Textos veiculados na lista "Amigos de Blocos" em
fevereiro de 2002
Orestes e Iracema
(Parindo)
Iracema levantou-se suavemente da rede e, cheia de ternura, acariciou
orosto de Orestes que dormia feito anjo.
"Safado", pensou, "parece que comeu a melhor moqueca
de siri mole desse mundo".
Entrou em casa pois tinha muita coisa ainda por fazer antes que
a noite chegasse. Se não tivesse ficado vadiando e fazendo
amor a maior parte do dia não estaria tão atrasada
com a lida doméstica. Sorriu satisfeita.
Na rede, Orestes sonhava com Iracema, sua morena,... seu amor.
Ela surgira
em sua vida, mágica, sem muitos mistérios, quando
já havia se tornado mulher experiente dos assuntos do mundo.
Quando a tocava era sempre uma pétala orvalhada que se
abria, inundada de viço e desejo.
Orestes?
Caiu da rede, tamanho o susto causado pelos gritos da mulher.
Encontrou-a na
cozinha, segurando a enorme barriga, enquanto uma pequena poça
d'água formava-se sob os pés descalços e
pequenos. A bolsa havia estourado.
Calma neguinha, vamos para o hospital!
30 quilômetros homem! A criança está nascendo.
Me leva para o quarto.
Mas pombinha, quem vai fazer...
Nós dois, a natureza se encarrega de ajudar.
Um Orestes assustado carregou a mulher até o quarto, para,
saindo em seguida, providenciar o necessário para o parto.
Enquanto aquecia água e esterilizava a tesoura, matutava
em como fora louco de emprenhar uma mulher madura feito Iracema.
Estava apavorado. Chorou e as
lágrimas escorreram-lhe como chuva sobre o rosto, que,
também já mostrava os
primeiros sinais do outono. Agarrando com força o patuá
que trazia ao pescoço, rezou:
"Meu São Jorge, Pai da minha vida e condutor dos meus
caminhos, ouça cá seu
filho pecador e me responda se sem Iracema eu poderia ser feliz.

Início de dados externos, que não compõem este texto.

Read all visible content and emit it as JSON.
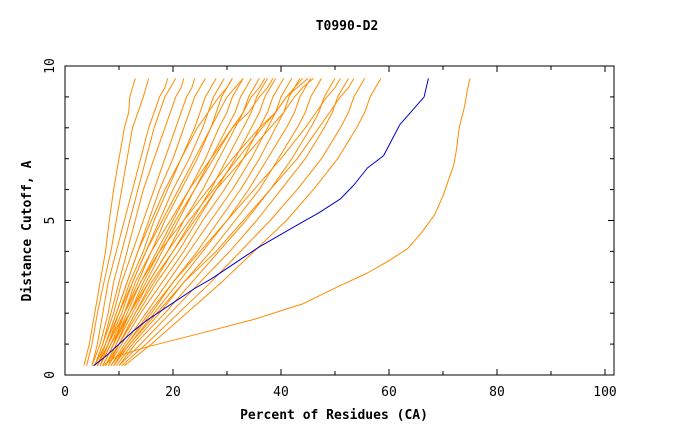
{
  "chart_data": {
    "type": "line",
    "title": "T0990-D2",
    "xlabel": "Percent of Residues (CA)",
    "ylabel": "Distance Cutoff, A",
    "xlim": [
      0,
      100
    ],
    "ylim": [
      0,
      10
    ],
    "x_ticks": [
      0,
      20,
      40,
      60,
      80,
      100
    ],
    "y_ticks": [
      0,
      5,
      10
    ],
    "grid": false,
    "colors": {
      "highlight": "#0000cc",
      "others": "#ff8c00"
    },
    "highlight_series": {
      "x": [
        5.3,
        7.5,
        10,
        12.5,
        15,
        18,
        21,
        24,
        27,
        30,
        33,
        36,
        39.5,
        43,
        47,
        51,
        53.5,
        56,
        59,
        62,
        64.5,
        66.5,
        67.3
      ],
      "y": [
        0.3,
        0.6,
        1.0,
        1.4,
        1.75,
        2.1,
        2.45,
        2.8,
        3.1,
        3.45,
        3.8,
        4.15,
        4.5,
        4.85,
        5.25,
        5.7,
        6.15,
        6.7,
        7.1,
        8.1,
        8.6,
        9.0,
        9.6
      ]
    },
    "other_series": [
      {
        "x": [
          3.5,
          4.5,
          5.5,
          6.5,
          7.5,
          8.2,
          9,
          10,
          10.5,
          11,
          11.8,
          12,
          12.5,
          13
        ],
        "y": [
          0.3,
          1.0,
          2.0,
          3.0,
          4.0,
          5.0,
          6.0,
          7.0,
          7.5,
          8.0,
          8.5,
          9.0,
          9.3,
          9.6
        ]
      },
      {
        "x": [
          7,
          9.5,
          15,
          24,
          35,
          44,
          51,
          56,
          60,
          63.5,
          66,
          68.5,
          70,
          71,
          72,
          72.5,
          73,
          74,
          74.5,
          75
        ],
        "y": [
          0.3,
          0.6,
          0.9,
          1.3,
          1.8,
          2.3,
          2.9,
          3.3,
          3.7,
          4.1,
          4.6,
          5.2,
          5.8,
          6.3,
          6.8,
          7.3,
          8.0,
          8.7,
          9.2,
          9.6
        ]
      },
      {
        "x": [
          4,
          5,
          6,
          7.2,
          8.5,
          9.5,
          10.5,
          11.5,
          12.5,
          13.5,
          14.5,
          15,
          15.5
        ],
        "y": [
          0.3,
          1.0,
          2.0,
          3.0,
          4.0,
          5.0,
          6.0,
          7.0,
          8.0,
          8.5,
          9.0,
          9.3,
          9.6
        ]
      },
      {
        "x": [
          5,
          6,
          7,
          8,
          9.5,
          11,
          12.5,
          14,
          15.5,
          16.5,
          17.5,
          18.5,
          19
        ],
        "y": [
          0.3,
          1.0,
          2.0,
          3.0,
          4.0,
          5.0,
          6.0,
          7.0,
          8.0,
          8.5,
          9.0,
          9.3,
          9.6
        ]
      },
      {
        "x": [
          5,
          6.5,
          8,
          9,
          10.5,
          12,
          13.5,
          15,
          16.5,
          17.5,
          18.5,
          19.5,
          20.5
        ],
        "y": [
          0.3,
          1.0,
          2.0,
          3.0,
          4.0,
          5.0,
          6.0,
          7.0,
          8.0,
          8.5,
          9.0,
          9.3,
          9.6
        ]
      },
      {
        "x": [
          5.5,
          7,
          8.5,
          10,
          11.5,
          13,
          14.5,
          16.5,
          18.5,
          19.5,
          20.5,
          21.5,
          22
        ],
        "y": [
          0.3,
          1.0,
          2.0,
          3.0,
          4.0,
          5.0,
          6.0,
          7.0,
          8.0,
          8.5,
          9.0,
          9.3,
          9.6
        ]
      },
      {
        "x": [
          5.5,
          7,
          9,
          10.5,
          12.5,
          14.5,
          16.5,
          18.5,
          20.5,
          21.5,
          22.5,
          23.5,
          24
        ],
        "y": [
          0.3,
          1.0,
          2.0,
          3.0,
          4.0,
          5.0,
          6.0,
          7.0,
          8.0,
          8.5,
          9.0,
          9.3,
          9.6
        ]
      },
      {
        "x": [
          6,
          7.5,
          9.5,
          11.5,
          13.5,
          15.5,
          17.5,
          20,
          22,
          23,
          24,
          25,
          26
        ],
        "y": [
          0.3,
          1.0,
          2.0,
          3.0,
          4.0,
          5.0,
          6.0,
          7.0,
          8.0,
          8.5,
          9.0,
          9.3,
          9.6
        ]
      },
      {
        "x": [
          6,
          8,
          10,
          12,
          14.5,
          16.5,
          19,
          21.5,
          24,
          25,
          26,
          27,
          28
        ],
        "y": [
          0.3,
          1.0,
          2.0,
          3.0,
          4.0,
          5.0,
          6.0,
          7.0,
          8.0,
          8.5,
          9.0,
          9.3,
          9.6
        ]
      },
      {
        "x": [
          6.5,
          8,
          10.5,
          12.5,
          15,
          17.5,
          20,
          23,
          25.5,
          26.5,
          27.5,
          28.5,
          29.5
        ],
        "y": [
          0.3,
          1.0,
          2.0,
          3.0,
          4.0,
          5.0,
          6.0,
          7.0,
          8.0,
          8.5,
          9.0,
          9.3,
          9.6
        ]
      },
      {
        "x": [
          6.5,
          8.5,
          11,
          13.5,
          16,
          18.5,
          21.5,
          24.5,
          27,
          28,
          29,
          30,
          31
        ],
        "y": [
          0.3,
          1.0,
          2.0,
          3.0,
          4.0,
          5.0,
          6.0,
          7.0,
          8.0,
          8.5,
          9.0,
          9.3,
          9.6
        ]
      },
      {
        "x": [
          7,
          9,
          11.5,
          14,
          17,
          20,
          23,
          26,
          28.5,
          30,
          31,
          32,
          33
        ],
        "y": [
          0.3,
          1.0,
          2.0,
          3.0,
          4.0,
          5.0,
          6.0,
          7.0,
          8.0,
          8.5,
          9.0,
          9.3,
          9.6
        ]
      },
      {
        "x": [
          7,
          9,
          12,
          15,
          18,
          21,
          24,
          27,
          30,
          31.5,
          32.5,
          33.5,
          34.5
        ],
        "y": [
          0.3,
          1.0,
          2.0,
          3.0,
          4.0,
          5.0,
          6.0,
          7.0,
          8.0,
          8.5,
          9.0,
          9.3,
          9.6
        ]
      },
      {
        "x": [
          7.5,
          9.5,
          12.5,
          15.5,
          19,
          22,
          25.5,
          28.5,
          31.5,
          33,
          34,
          35,
          36
        ],
        "y": [
          0.3,
          1.0,
          2.0,
          3.0,
          4.0,
          5.0,
          6.0,
          7.0,
          8.0,
          8.5,
          9.0,
          9.3,
          9.6
        ]
      },
      {
        "x": [
          7.5,
          10,
          13,
          16.5,
          20,
          23.5,
          27,
          30,
          33,
          34.5,
          35.5,
          36.5,
          37.5
        ],
        "y": [
          0.3,
          1.0,
          2.0,
          3.0,
          4.0,
          5.0,
          6.0,
          7.0,
          8.0,
          8.5,
          9.0,
          9.3,
          9.6
        ]
      },
      {
        "x": [
          8,
          10,
          13.5,
          17,
          21,
          24.5,
          28,
          31.5,
          34.5,
          36,
          37,
          38,
          39
        ],
        "y": [
          0.3,
          1.0,
          2.0,
          3.0,
          4.0,
          5.0,
          6.0,
          7.0,
          8.0,
          8.5,
          9.0,
          9.3,
          9.6
        ]
      },
      {
        "x": [
          8,
          10.5,
          14,
          18,
          22,
          25.5,
          29.5,
          33,
          36,
          37.5,
          38.5,
          39.5,
          40.5
        ],
        "y": [
          0.3,
          1.0,
          2.0,
          3.0,
          4.0,
          5.0,
          6.0,
          7.0,
          8.0,
          8.5,
          9.0,
          9.3,
          9.6
        ]
      },
      {
        "x": [
          8.5,
          11,
          15,
          19,
          23,
          27,
          31,
          34.5,
          37.5,
          39,
          40,
          41,
          42
        ],
        "y": [
          0.3,
          1.0,
          2.0,
          3.0,
          4.0,
          5.0,
          6.0,
          7.0,
          8.0,
          8.5,
          9.0,
          9.3,
          9.6
        ]
      },
      {
        "x": [
          9,
          11.5,
          16,
          20,
          24.5,
          28.5,
          32.5,
          36,
          39,
          40.5,
          41.5,
          42.5,
          43.5
        ],
        "y": [
          0.3,
          1.0,
          2.0,
          3.0,
          4.0,
          5.0,
          6.0,
          7.0,
          8.0,
          8.5,
          9.0,
          9.3,
          9.6
        ]
      },
      {
        "x": [
          9,
          12,
          16.5,
          21,
          25.5,
          30,
          34,
          37.5,
          41,
          42.5,
          43.5,
          44.5,
          45.5
        ],
        "y": [
          0.3,
          1.0,
          2.0,
          3.0,
          4.0,
          5.0,
          6.0,
          7.0,
          8.0,
          8.5,
          9.0,
          9.3,
          9.6
        ]
      },
      {
        "x": [
          9.5,
          12.5,
          17.5,
          22,
          27,
          31.5,
          36,
          39.5,
          43,
          44.5,
          45.5,
          46.5,
          47.5
        ],
        "y": [
          0.3,
          1.0,
          2.0,
          3.0,
          4.0,
          5.0,
          6.0,
          7.0,
          8.0,
          8.5,
          9.0,
          9.3,
          9.6
        ]
      },
      {
        "x": [
          10,
          13,
          18.5,
          23.5,
          28.5,
          33.5,
          38,
          42,
          45.5,
          47,
          48,
          49,
          50
        ],
        "y": [
          0.3,
          1.0,
          2.0,
          3.0,
          4.0,
          5.0,
          6.0,
          7.0,
          8.0,
          8.5,
          9.0,
          9.3,
          9.6
        ]
      },
      {
        "x": [
          10,
          14,
          19.5,
          25,
          30.5,
          35.5,
          40,
          44.5,
          48,
          49.5,
          50.5,
          51.5,
          52.5
        ],
        "y": [
          0.3,
          1.0,
          2.0,
          3.0,
          4.0,
          5.0,
          6.0,
          7.0,
          8.0,
          8.5,
          9.0,
          9.3,
          9.6
        ]
      },
      {
        "x": [
          10.5,
          15,
          21,
          27,
          32.5,
          38,
          43,
          47.5,
          51,
          52.5,
          53.5,
          54.5,
          55.5
        ],
        "y": [
          0.3,
          1.0,
          2.0,
          3.0,
          4.0,
          5.0,
          6.0,
          7.0,
          8.0,
          8.5,
          9.0,
          9.3,
          9.6
        ]
      },
      {
        "x": [
          11,
          16,
          22.5,
          29,
          35,
          41,
          46,
          50.5,
          54,
          55.5,
          56.5,
          57.5,
          58.5
        ],
        "y": [
          0.3,
          1.0,
          2.0,
          3.0,
          4.0,
          5.0,
          6.0,
          7.0,
          8.0,
          8.5,
          9.0,
          9.3,
          9.6
        ]
      },
      {
        "x": [
          6,
          8,
          11,
          13,
          16,
          19.5,
          23,
          27,
          31,
          34,
          36,
          37.5,
          38.5
        ],
        "y": [
          0.3,
          1.0,
          2.0,
          3.0,
          4.0,
          5.0,
          6.0,
          7.0,
          8.0,
          8.5,
          9.0,
          9.3,
          9.6
        ]
      },
      {
        "x": [
          7,
          9,
          11,
          14,
          17.5,
          22,
          26.5,
          31,
          36,
          39,
          41,
          42.5,
          44
        ],
        "y": [
          0.3,
          1.0,
          2.0,
          3.0,
          4.0,
          5.0,
          6.0,
          7.0,
          8.0,
          8.5,
          9.0,
          9.3,
          9.6
        ]
      },
      {
        "x": [
          8,
          10,
          13,
          16,
          20,
          24,
          28,
          33,
          38,
          40.5,
          42.5,
          44,
          46
        ],
        "y": [
          0.3,
          1.0,
          2.0,
          3.0,
          4.0,
          5.0,
          6.0,
          7.0,
          8.0,
          8.5,
          9.0,
          9.3,
          9.6
        ]
      },
      {
        "x": [
          5.5,
          7.5,
          9.5,
          11.5,
          13.5,
          16,
          18.5,
          21.5,
          24.5,
          26.5,
          28.5,
          30,
          31
        ],
        "y": [
          0.3,
          1.0,
          2.0,
          3.0,
          4.0,
          5.0,
          6.0,
          7.0,
          8.0,
          8.5,
          9.0,
          9.3,
          9.6
        ]
      },
      {
        "x": [
          9,
          12,
          17,
          22,
          28,
          33,
          38,
          43,
          47,
          49,
          51,
          52.5,
          53.5
        ],
        "y": [
          0.3,
          1.0,
          2.0,
          3.0,
          4.0,
          5.0,
          6.0,
          7.0,
          8.0,
          8.5,
          9.0,
          9.3,
          9.6
        ]
      },
      {
        "x": [
          6.5,
          8.5,
          12,
          15.5,
          19,
          23,
          27.5,
          32,
          36.5,
          39,
          41,
          43,
          45
        ],
        "y": [
          0.3,
          1.0,
          2.0,
          3.0,
          4.0,
          5.0,
          6.0,
          7.0,
          8.0,
          8.5,
          9.0,
          9.3,
          9.6
        ]
      },
      {
        "x": [
          7.5,
          9.5,
          12,
          14.5,
          17.5,
          20.5,
          24,
          27.5,
          31,
          33,
          34.5,
          36,
          37
        ],
        "y": [
          0.3,
          1.0,
          2.0,
          3.0,
          4.0,
          5.0,
          6.0,
          7.0,
          8.0,
          8.5,
          9.0,
          9.3,
          9.6
        ]
      },
      {
        "x": [
          8.5,
          11.5,
          15.5,
          20,
          25,
          30,
          35,
          40,
          44.5,
          46.5,
          48.5,
          50,
          51
        ],
        "y": [
          0.3,
          1.0,
          2.0,
          3.0,
          4.0,
          5.0,
          6.0,
          7.0,
          8.0,
          8.5,
          9.0,
          9.3,
          9.6
        ]
      },
      {
        "x": [
          6,
          7.5,
          10,
          12.5,
          15,
          18,
          21,
          24,
          27,
          28.5,
          30,
          31.5,
          33
        ],
        "y": [
          0.3,
          1.0,
          2.0,
          3.0,
          4.0,
          5.0,
          6.0,
          7.0,
          8.0,
          8.5,
          9.0,
          9.3,
          9.6
        ]
      }
    ]
  }
}
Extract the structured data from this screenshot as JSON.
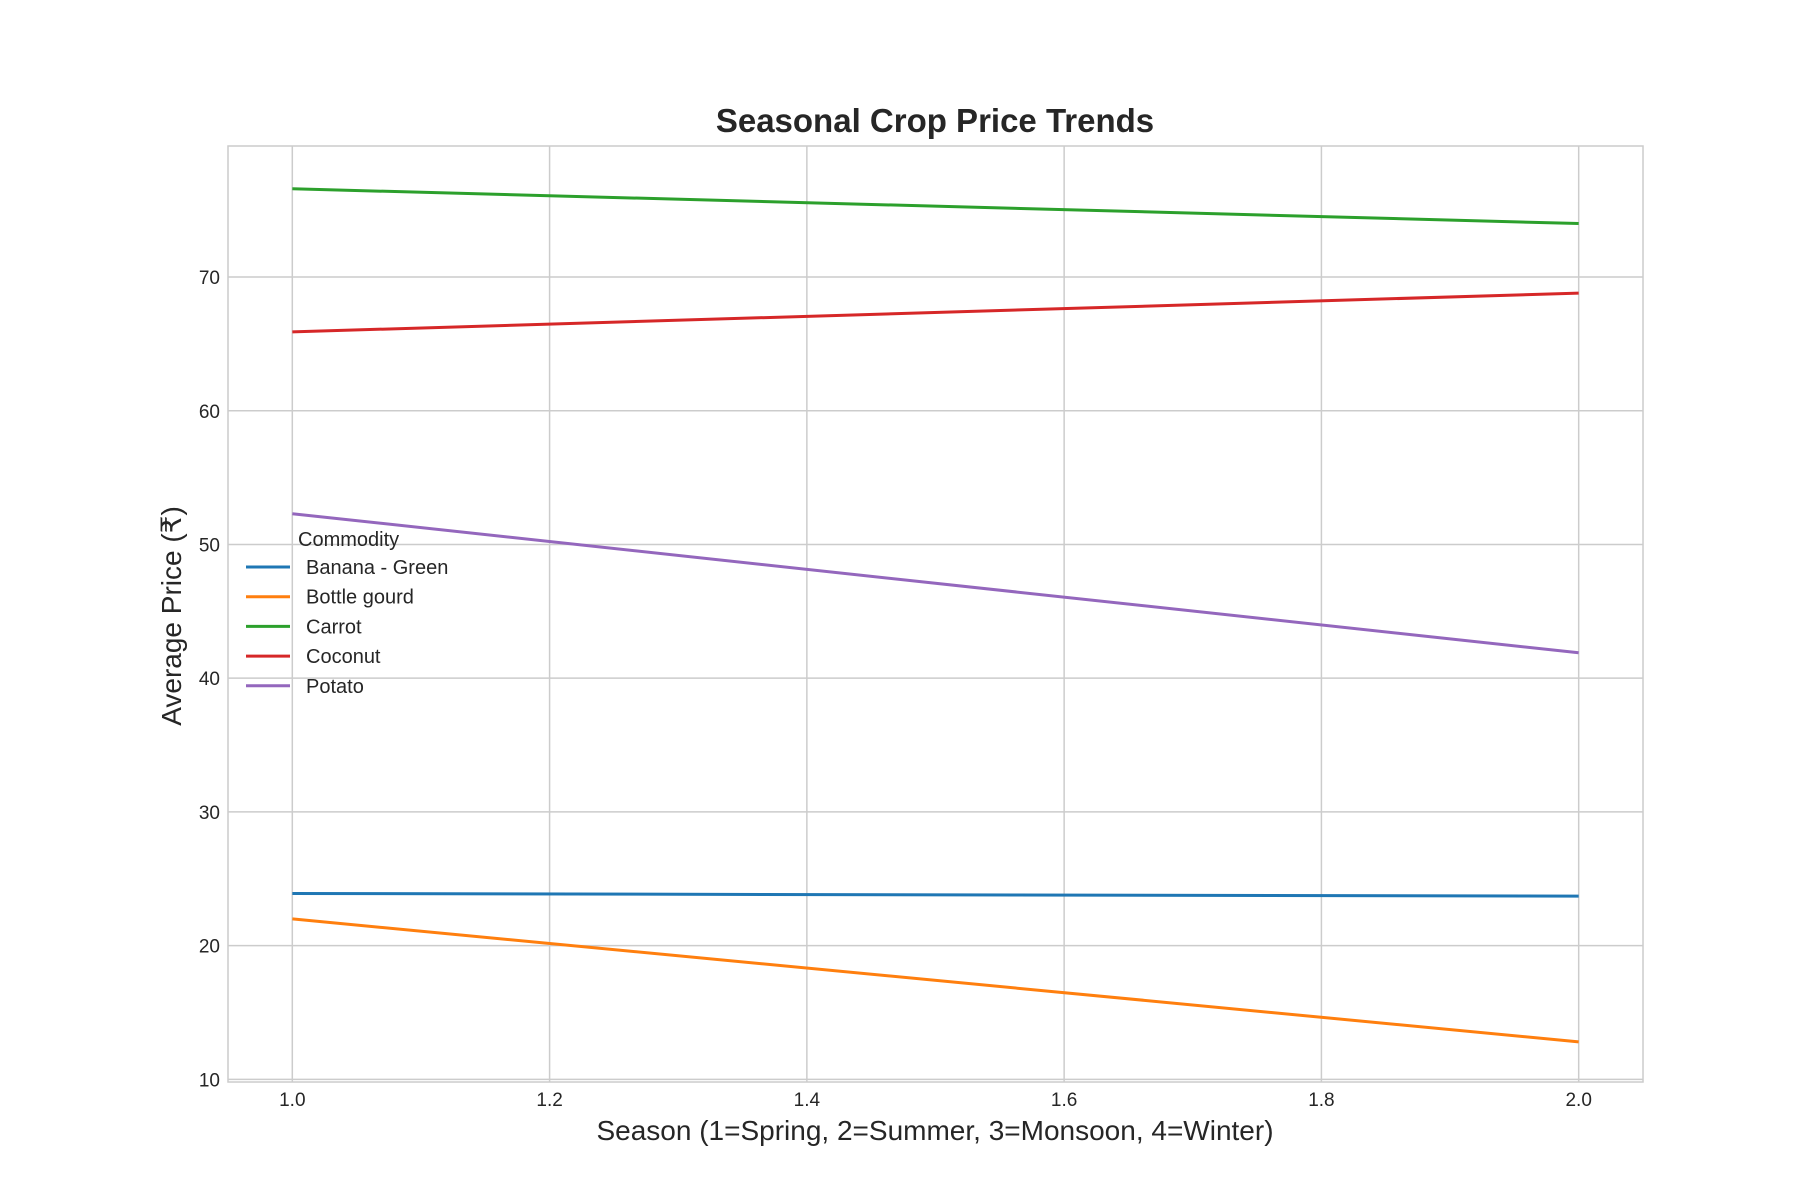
{
  "chart_data": {
    "type": "line",
    "title": "Seasonal Crop Price Trends",
    "xlabel": "Season (1=Spring, 2=Summer, 3=Monsoon, 4=Winter)",
    "ylabel": "Average Price (₹)",
    "xlim": [
      0.95,
      2.05
    ],
    "ylim": [
      9.8,
      79.8
    ],
    "xticks": [
      "1.0",
      "1.2",
      "1.4",
      "1.6",
      "1.8",
      "2.0"
    ],
    "yticks": [
      "10",
      "20",
      "30",
      "40",
      "50",
      "60",
      "70"
    ],
    "grid": true,
    "legend": {
      "title": "Commodity",
      "placement": "center-left"
    },
    "x": [
      1.0,
      2.0
    ],
    "series": [
      {
        "name": "Banana - Green",
        "color": "#1f77b4",
        "values": [
          23.9,
          23.7
        ]
      },
      {
        "name": "Bottle gourd",
        "color": "#ff7f0e",
        "values": [
          22.0,
          12.8
        ]
      },
      {
        "name": "Carrot",
        "color": "#2ca02c",
        "values": [
          76.6,
          74.0
        ]
      },
      {
        "name": "Coconut",
        "color": "#d62728",
        "values": [
          65.9,
          68.8
        ]
      },
      {
        "name": "Potato",
        "color": "#9467bd",
        "values": [
          52.3,
          41.9
        ]
      }
    ]
  }
}
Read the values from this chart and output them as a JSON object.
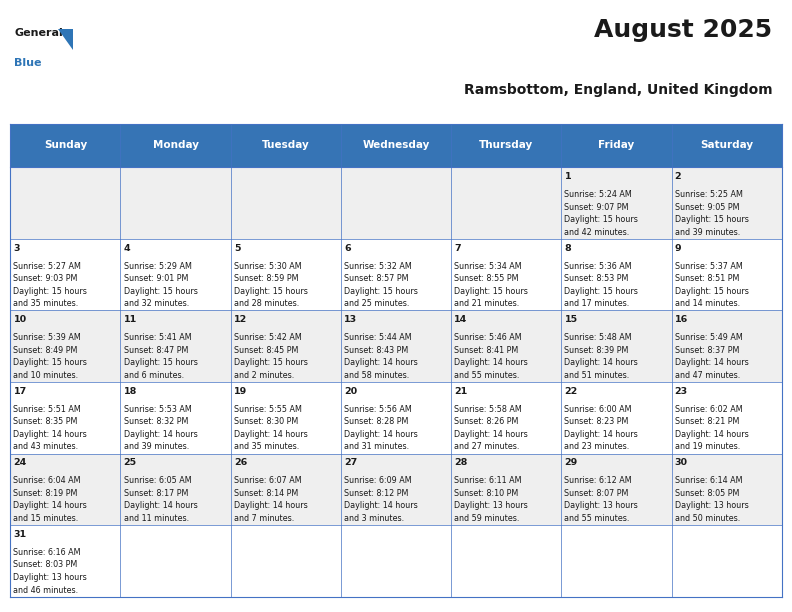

Perdoa Pai, sei que sou sem vergonha, que a vida inteira errei
a mão, mas meu amor é grande demais. Salve a minha
morena, e eu lhe juro que nunca mais vou botar os olhos nas coxas
da filha do Bento. Salve o meu filho pai, e eu lhe prometo que
se for moleque há de se chamar Jorge, e se for menina,
vai levar o nome de Lua."
Ai, Minha Nossa Senhora do Bom Parto, me dê uma boa hora.
Tá coroando, minha pombinha, tá coroando...
mais um pouquinho só de força.
Eu não agüento mais, Orestes... é dor demais...
Tá vindo... tá vindo...
O choro estridente da criança inundou a tarde quente e
foi de encontro à lua que já despontava no céu
vermelho.
É um molequinho, minha flor. Nosso Jorge. Quanto cabelo,
benza Deus.
Jorge?!?
É, ué...
Orestes, você fez promessa?
Ah! Ceminha...
Ficou vermelho, e nem era de vergonha, era de alegria. Sabia que
a parte difícil disso tudo seria deixar de pousar os olhos
nas coxas das moças. Mas o que não se faz por amor?